What matters is the next pulse. The signal.
The tether.
I key into the biological array, overriding the standard protocols. It’s dangerous, untested—half-myth even among my kind—but I don’t care. Ayla is out there. And she called to me.
I press my bloodied palm to the panel and whisper the words in Ishani—the bond phrases, the ancient tongue. “Zhal’eh. Torth’a ven.”
The system hums.
Then it pings.
A single point of light flickers to life on the star map. Slow. Pulsing. Beckoning.
Bone resonance.
Scent trace.
She left a mark in me. Left her soul in my body, and now it draws me like a star’s own gravity.

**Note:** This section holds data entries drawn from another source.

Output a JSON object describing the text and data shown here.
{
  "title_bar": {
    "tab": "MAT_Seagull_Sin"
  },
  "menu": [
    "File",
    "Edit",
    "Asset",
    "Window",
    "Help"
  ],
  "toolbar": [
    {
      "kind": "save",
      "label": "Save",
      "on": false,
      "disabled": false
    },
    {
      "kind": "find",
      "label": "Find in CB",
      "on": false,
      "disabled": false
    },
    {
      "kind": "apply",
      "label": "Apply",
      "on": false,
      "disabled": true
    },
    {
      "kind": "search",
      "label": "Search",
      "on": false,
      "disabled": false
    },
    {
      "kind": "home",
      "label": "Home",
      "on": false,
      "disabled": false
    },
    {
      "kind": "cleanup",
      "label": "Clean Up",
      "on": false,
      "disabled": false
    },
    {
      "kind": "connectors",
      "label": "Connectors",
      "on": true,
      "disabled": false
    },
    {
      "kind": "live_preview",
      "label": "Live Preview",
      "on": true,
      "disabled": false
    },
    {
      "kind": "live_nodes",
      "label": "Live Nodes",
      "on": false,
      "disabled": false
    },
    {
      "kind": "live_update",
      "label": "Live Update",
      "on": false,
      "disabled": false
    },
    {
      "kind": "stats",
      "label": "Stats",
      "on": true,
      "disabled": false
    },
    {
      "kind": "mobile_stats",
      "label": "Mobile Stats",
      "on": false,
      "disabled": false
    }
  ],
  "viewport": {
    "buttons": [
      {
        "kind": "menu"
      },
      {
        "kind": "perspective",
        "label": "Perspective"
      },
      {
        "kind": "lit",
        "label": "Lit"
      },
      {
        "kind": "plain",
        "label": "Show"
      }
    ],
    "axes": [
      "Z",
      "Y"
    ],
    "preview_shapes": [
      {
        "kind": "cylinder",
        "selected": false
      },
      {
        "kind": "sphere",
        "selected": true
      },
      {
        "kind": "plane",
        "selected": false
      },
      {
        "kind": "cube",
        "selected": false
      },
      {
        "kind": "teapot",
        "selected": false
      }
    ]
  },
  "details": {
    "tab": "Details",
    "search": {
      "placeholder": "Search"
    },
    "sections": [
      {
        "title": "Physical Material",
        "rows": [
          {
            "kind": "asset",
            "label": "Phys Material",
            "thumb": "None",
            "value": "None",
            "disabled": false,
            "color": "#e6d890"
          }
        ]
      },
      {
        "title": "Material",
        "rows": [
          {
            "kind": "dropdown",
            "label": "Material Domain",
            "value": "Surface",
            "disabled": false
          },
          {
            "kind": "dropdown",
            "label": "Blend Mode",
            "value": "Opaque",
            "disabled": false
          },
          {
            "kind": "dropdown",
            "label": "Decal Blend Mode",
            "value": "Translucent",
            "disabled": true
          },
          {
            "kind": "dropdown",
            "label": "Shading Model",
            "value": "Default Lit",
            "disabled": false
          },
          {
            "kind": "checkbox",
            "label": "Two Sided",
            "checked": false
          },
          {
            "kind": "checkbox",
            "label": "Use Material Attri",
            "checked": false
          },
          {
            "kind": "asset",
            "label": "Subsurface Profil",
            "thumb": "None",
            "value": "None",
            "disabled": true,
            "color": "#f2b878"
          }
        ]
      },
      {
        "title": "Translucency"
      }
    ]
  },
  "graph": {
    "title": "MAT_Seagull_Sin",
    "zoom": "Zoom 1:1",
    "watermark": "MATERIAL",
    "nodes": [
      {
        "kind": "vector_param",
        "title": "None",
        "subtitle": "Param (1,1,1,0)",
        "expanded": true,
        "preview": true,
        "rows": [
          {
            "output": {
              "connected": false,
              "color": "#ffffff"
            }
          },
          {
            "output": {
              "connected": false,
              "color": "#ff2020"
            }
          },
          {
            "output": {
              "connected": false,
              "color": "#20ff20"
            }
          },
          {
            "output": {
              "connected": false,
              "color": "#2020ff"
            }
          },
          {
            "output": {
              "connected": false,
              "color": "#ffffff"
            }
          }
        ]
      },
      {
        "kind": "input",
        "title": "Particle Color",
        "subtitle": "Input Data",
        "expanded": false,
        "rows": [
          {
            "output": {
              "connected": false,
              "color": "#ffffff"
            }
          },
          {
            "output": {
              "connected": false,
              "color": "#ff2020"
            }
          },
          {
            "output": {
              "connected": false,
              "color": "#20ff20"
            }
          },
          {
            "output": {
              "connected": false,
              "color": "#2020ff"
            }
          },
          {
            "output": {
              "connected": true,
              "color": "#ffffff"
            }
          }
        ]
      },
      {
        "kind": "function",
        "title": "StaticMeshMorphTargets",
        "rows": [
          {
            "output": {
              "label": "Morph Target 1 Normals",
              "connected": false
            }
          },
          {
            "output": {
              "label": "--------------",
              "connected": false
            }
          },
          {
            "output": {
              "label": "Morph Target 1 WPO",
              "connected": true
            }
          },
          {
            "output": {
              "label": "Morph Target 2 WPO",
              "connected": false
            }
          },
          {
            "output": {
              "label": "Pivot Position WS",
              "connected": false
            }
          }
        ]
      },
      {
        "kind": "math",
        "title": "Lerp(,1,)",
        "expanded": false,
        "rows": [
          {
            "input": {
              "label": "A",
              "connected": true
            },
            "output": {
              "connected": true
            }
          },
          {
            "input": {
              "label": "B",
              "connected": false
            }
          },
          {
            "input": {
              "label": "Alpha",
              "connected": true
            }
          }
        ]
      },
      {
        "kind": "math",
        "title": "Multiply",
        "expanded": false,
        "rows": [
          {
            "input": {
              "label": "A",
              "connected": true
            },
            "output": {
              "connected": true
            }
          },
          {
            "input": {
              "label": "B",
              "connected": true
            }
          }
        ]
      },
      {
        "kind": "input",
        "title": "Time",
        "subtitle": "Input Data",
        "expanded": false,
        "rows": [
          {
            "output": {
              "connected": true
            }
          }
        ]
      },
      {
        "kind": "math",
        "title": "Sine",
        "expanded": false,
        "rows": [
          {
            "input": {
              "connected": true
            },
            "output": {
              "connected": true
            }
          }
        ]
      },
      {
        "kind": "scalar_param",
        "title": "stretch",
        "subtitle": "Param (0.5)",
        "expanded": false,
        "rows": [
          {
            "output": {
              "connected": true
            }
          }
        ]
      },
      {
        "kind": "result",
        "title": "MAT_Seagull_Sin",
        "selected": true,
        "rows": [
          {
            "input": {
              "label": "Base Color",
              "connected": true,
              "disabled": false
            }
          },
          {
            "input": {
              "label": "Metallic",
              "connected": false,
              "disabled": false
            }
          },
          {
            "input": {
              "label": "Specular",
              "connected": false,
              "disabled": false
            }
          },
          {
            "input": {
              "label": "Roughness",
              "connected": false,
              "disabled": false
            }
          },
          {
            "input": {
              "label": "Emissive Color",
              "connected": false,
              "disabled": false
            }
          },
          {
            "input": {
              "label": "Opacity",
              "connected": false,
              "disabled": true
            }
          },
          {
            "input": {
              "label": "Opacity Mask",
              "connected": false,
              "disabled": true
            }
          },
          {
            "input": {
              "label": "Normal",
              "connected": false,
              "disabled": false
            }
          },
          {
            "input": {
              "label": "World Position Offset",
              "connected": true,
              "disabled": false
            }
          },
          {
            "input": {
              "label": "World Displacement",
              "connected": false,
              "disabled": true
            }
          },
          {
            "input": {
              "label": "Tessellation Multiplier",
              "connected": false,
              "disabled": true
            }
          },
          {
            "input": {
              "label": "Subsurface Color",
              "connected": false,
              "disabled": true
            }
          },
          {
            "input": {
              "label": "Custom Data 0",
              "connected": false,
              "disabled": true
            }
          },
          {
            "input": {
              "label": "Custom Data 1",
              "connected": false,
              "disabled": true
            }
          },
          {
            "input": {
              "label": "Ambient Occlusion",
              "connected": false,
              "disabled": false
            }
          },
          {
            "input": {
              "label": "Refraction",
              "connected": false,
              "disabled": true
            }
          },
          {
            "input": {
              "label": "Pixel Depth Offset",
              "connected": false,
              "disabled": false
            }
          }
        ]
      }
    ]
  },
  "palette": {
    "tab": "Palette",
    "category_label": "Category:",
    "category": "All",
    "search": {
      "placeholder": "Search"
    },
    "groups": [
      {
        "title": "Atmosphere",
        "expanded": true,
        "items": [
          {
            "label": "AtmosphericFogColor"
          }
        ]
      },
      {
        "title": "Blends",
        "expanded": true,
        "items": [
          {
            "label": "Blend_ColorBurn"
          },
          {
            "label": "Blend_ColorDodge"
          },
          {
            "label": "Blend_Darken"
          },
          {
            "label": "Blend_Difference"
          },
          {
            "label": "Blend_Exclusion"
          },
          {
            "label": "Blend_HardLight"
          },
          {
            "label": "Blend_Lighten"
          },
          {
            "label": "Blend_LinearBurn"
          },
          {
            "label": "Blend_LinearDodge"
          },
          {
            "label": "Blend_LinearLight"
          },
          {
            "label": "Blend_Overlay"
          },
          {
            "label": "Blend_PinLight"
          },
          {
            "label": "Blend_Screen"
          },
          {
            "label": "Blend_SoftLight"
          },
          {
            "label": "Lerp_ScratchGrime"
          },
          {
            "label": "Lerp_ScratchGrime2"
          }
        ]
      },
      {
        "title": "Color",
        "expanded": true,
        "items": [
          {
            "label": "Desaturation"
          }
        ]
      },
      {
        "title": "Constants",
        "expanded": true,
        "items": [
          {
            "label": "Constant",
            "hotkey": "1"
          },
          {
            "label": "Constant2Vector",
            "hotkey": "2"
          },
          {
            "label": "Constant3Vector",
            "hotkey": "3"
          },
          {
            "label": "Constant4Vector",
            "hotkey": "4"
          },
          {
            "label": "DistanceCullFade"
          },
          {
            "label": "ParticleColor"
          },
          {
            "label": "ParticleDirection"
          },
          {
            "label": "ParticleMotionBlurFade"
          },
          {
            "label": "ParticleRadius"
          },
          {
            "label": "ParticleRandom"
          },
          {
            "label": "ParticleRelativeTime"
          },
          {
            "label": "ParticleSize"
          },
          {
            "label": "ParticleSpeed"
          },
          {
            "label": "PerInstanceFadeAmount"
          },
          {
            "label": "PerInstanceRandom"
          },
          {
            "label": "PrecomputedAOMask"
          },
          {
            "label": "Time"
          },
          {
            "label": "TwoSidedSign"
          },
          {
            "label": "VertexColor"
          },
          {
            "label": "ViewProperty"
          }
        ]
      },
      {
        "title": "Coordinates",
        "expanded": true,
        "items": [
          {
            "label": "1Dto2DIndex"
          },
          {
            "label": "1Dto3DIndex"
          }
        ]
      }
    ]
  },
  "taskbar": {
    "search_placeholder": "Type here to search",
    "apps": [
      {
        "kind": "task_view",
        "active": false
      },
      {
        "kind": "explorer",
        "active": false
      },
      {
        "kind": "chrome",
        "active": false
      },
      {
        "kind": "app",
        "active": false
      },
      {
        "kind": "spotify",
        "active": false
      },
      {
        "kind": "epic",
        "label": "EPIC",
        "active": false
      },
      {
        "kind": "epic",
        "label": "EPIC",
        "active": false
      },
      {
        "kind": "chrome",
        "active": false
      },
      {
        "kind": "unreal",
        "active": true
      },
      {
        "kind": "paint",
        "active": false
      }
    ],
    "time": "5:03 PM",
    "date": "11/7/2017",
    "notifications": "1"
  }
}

I stare at the coordinates, the numbers resolving.
Sol system.
Earth.
Of course.
Of course they’d drag her back there. To the cradle of control. To the seat of every broken lie in the IHC’s throne.
Rage burns cold in my chest. Not fury. Not madness. Something deeper. Something righteous.
“I’m coming for you,” I growl, fangs bared.
The nav array flickers again. I don’t care if it dies in the next five minutes—I’ve got what I need.
I pull a hard yaw to starboard. The missing wing throws off my balance, makes the ship yawl sickeningly. In-atmosphere, I’d spiral and crash. But out here? In the clean, open silence of the void?
I’ve got room.
And fury.
And time.
The ship shudders again, metal groaning like an old warrior on his last march.
“We’ll make it,” I mutter, jaw clenched. “We always make it.”
The Earth glows ahead—blue and green, wrapped in cloud and tyranny.
She’s down there.
And hell’s coming with me.
CHAPTER 20
AYLA
Chelsea is my sun and my storm. She barrels through life with fierce, unpredictable energy—brighter than fire, sharper than stars. Her eyes shimmer violet when she’s excited, red when she’s angry, and no one else seems to notice except me.